Yes, those of you familiar with real life sci-fi cults (or just acquainted with internet lore) may well recognize not only that town but those very streets as hosting the world headquarters of the Church of Scientology. There's an old bank building on the diagonal corner from this coffee shop that's labeled "The Clearwater Building" and has a big Church of Scientology engraved across its top. Sitting here looking out the window, I'd guess that 80-90% of the pedestrians have been Scientologists. It's not a crowded street scene like a downtown business day, but it's far from deserted--usually I can see one to two dozen people outside purposefully striding the sidewalks.
"Wait," you may be saying, "how can you tell they're Scientologists? Do they have uniforms?" Well, yes. All in dark business slacks, blouses and shirts all white or blue (I suspect the colors signify groups). The women wear scarves; the men wear neckties. The scarves and neckties are one of a few different patterns. This makes all of them look businesslike (in a door-to-door missionary "Have you heard about L. Ron Hubbard?" kind of way) and, particularly for the women, slightly nautical. All of them have keys on rings on a belt loop and I believe all of them have pagers.
It is as if a thousand LDS missionaries had gone dot-com.
Every so often a renegade wanders past--a guy with no necktie, and a few people in polo shirts (when I came in the Starbucks someone with a "Flag" polo shirt was leaving, referring to the Scientology "Flag Service Organization," and I think I saw another polo shirt with an "Org" logo I didn't quite catch).
I have an irrational temptation to stand up and loudly say, "So, who here's a Scientologist?" I suspect this is my friend J.'s fault, somehow; he has a peculiar drive to look at--not just glance at, but spend hours digging through--things he finds worthy of mocking, from Scientology to UFO conspiracy theorists to fundamentalist Christians. (I understand the desire to learn about things one might disagree with, but doing it with the seeming goal of working yourself into a frothing rant--even if you think of it as mocking your "opponent"--isn't something I've ever been too enchanted by.)
So, anyway. I've spent the afternoon wandering about South Tampa looking at more potential apartment sites--this time without touring them, since they're older ones, not from management chains, and will require setting up an appointment to view. I also looked at another one in Palm Harbor, a sprawling, wooded complex called "Country Place" that reminds me of some of the vacation villas at Walt Disney World (usually a good sign in my book).
"Wait," you may say again, "haven't you already written--interminably--about NetPoodles' poor financial health and how you shouldn't be making any long-range commitments like, oh, another lease?"
Yep, guilty.
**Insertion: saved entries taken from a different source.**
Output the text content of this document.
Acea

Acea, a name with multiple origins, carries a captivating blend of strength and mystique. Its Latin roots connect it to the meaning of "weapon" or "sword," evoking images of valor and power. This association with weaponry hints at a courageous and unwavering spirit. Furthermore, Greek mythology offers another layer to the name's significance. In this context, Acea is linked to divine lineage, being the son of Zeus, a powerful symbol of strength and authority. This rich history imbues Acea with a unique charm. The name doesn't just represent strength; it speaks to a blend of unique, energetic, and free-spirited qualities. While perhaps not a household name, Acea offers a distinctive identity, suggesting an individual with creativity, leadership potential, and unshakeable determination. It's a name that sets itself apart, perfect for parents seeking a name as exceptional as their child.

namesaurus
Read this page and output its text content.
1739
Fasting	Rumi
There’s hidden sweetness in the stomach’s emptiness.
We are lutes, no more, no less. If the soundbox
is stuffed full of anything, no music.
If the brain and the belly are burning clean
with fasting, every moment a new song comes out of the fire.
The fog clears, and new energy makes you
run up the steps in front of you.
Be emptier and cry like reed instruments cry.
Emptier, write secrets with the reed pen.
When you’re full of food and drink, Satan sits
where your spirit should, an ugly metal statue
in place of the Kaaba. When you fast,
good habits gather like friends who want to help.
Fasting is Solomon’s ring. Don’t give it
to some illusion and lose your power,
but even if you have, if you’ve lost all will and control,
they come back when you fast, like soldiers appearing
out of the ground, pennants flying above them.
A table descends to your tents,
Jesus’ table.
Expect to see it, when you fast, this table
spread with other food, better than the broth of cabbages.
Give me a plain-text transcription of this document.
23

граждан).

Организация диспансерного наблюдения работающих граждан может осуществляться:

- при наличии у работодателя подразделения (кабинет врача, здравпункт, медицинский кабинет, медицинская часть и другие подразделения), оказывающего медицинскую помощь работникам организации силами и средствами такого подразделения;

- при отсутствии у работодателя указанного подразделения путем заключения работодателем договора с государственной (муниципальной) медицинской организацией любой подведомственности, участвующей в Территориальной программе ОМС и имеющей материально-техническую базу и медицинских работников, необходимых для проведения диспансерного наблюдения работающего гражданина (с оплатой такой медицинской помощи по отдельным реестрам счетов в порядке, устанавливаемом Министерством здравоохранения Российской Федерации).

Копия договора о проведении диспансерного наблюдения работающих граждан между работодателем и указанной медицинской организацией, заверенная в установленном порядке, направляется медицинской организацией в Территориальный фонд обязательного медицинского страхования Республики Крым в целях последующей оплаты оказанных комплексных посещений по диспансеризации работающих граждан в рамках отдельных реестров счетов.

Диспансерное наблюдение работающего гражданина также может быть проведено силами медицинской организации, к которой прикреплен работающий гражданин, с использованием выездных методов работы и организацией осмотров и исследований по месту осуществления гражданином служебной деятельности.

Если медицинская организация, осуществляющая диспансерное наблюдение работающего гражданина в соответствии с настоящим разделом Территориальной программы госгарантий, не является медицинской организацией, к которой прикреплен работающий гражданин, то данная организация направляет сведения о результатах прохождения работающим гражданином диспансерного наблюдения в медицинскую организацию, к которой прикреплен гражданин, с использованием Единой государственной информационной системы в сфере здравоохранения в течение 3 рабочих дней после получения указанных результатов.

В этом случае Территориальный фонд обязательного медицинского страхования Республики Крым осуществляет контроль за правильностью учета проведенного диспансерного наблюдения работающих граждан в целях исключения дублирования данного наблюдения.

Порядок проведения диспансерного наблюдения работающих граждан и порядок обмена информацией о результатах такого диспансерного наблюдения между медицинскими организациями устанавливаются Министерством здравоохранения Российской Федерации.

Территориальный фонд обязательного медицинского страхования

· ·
But I've considered that if I'm going to stay in this area, moving to a more central location than where I am now makes sense no matter what--unless I get a job in Brandon or in the "New Tampa" area (the northeast corner of the county, directly north of where Brandon is), which is quite unlikely in my fields, I'm going to to cut down on my commute to virtually anywhere by moving westward.
And the honest reason for being hesitant isn't financial, I know. I want to feel like I can leap off to some other part of the country at a moment's notice if a job I want pops up.
Two years ago that seemed like a real possibility, but now it seems like a pipe dream. The chances of me remaining in Tampa through 2002 seem increasingly high; I don't have the money to just move somewhere else and find a job, the way some friends have done successfully (and some friends have tried to do and failed, a reminder that doing so is much easier said than done).
So the question, I suppose, becomes: if I move from where I am, do I want to move to a place that provides at least a credible illusion of a quiet country retreat, or do I want to move to a pedestrian-friendly urban pad in South Tampa (or a credible illusion of one of those, like West Park Village)? Is a charming seaside Pinellas village like Dunedin too far east to be a good choice?
And is telecommuting from Big Sur really out of the question? Yeah, I know.
Postscript: I returned home and picked up a few days' worth of mail, including a postcard from O'Reilly acknowledging the receipt of my resumé--probably the physical copy I sent after the e-mail one. For some reason this makes me more melancholy than cheerful, but I suppose I can't give up until the 30 days are really past--the end of this month.